Target politik dari dari konspirasi ini adalah : pertama, mempidanakan pembawa bendera. Tujuannya adalah agar tidak ada lagi orang yang membawa bendera tauhid. Artinya menciptakan phobi terhadap umat islam untuk membawa bendera tauhid. Karena membawa bendera tauhid bisa anggap kriminal dan dapat dipidanakan. Dengan demikian maka akan mudah menjadikan HTI sebagai musuh Bersama negara karena yang sering membawa bendera ini adalah HTI. Ada keinginan kuat dari jajaran Menko polhukam dan rezim untuk membubarkan dan mengkriminalkan HTI beserta simbul-simbulnya sejak kekalahan Ahok di pilkada Jakarta.

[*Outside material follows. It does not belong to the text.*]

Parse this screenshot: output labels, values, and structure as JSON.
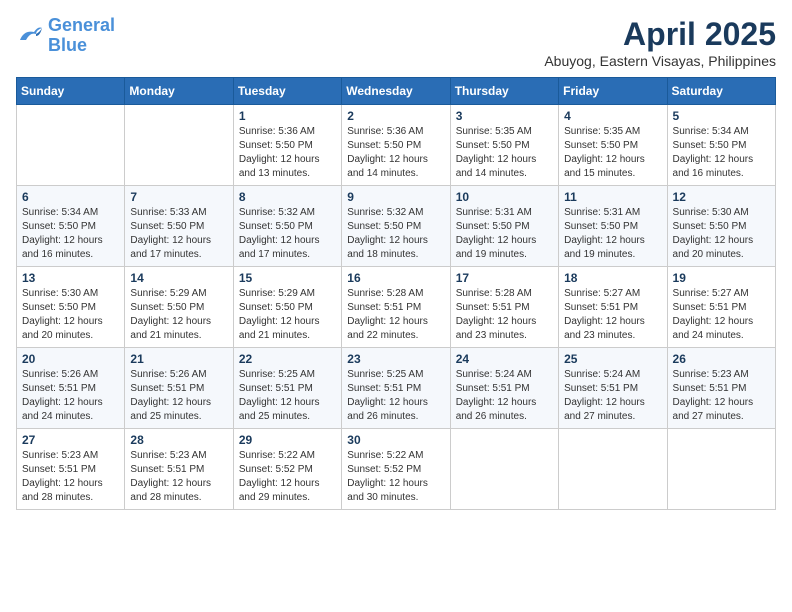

Target kedua adalah akan membuat takut siapa saja yang membawa bendera islam atau panji Rosulullah saw. Karena jika upaya mereka berhasil mengkriminalisasikan bendera ini, maka siapa pun yang membawanya akan di kenakan delik hukum dan dapat dipidanakan.

Target yang ketiga adalah akan menjerat pidana setiap aktifis yang berani membawa bendera islam ini ketika sendirian atau dalam aksi. Mereka menggunakan cara mempersiapkan kader suatu ormas untuk mempersekusinya. Dari sini jelaslah apa yang menjadi target mereka dalam konspirasi ini. Maka dari itu umat harus bergerak untuk menghadang dan membongkar konspirasi jahat mereka terhadap islam. Jika rezim ini terus berkuasa, maka keadaan ini akan lebih berbahaya. Maka haram bagi umat islam untuk memilih pemimpin yang anti islam.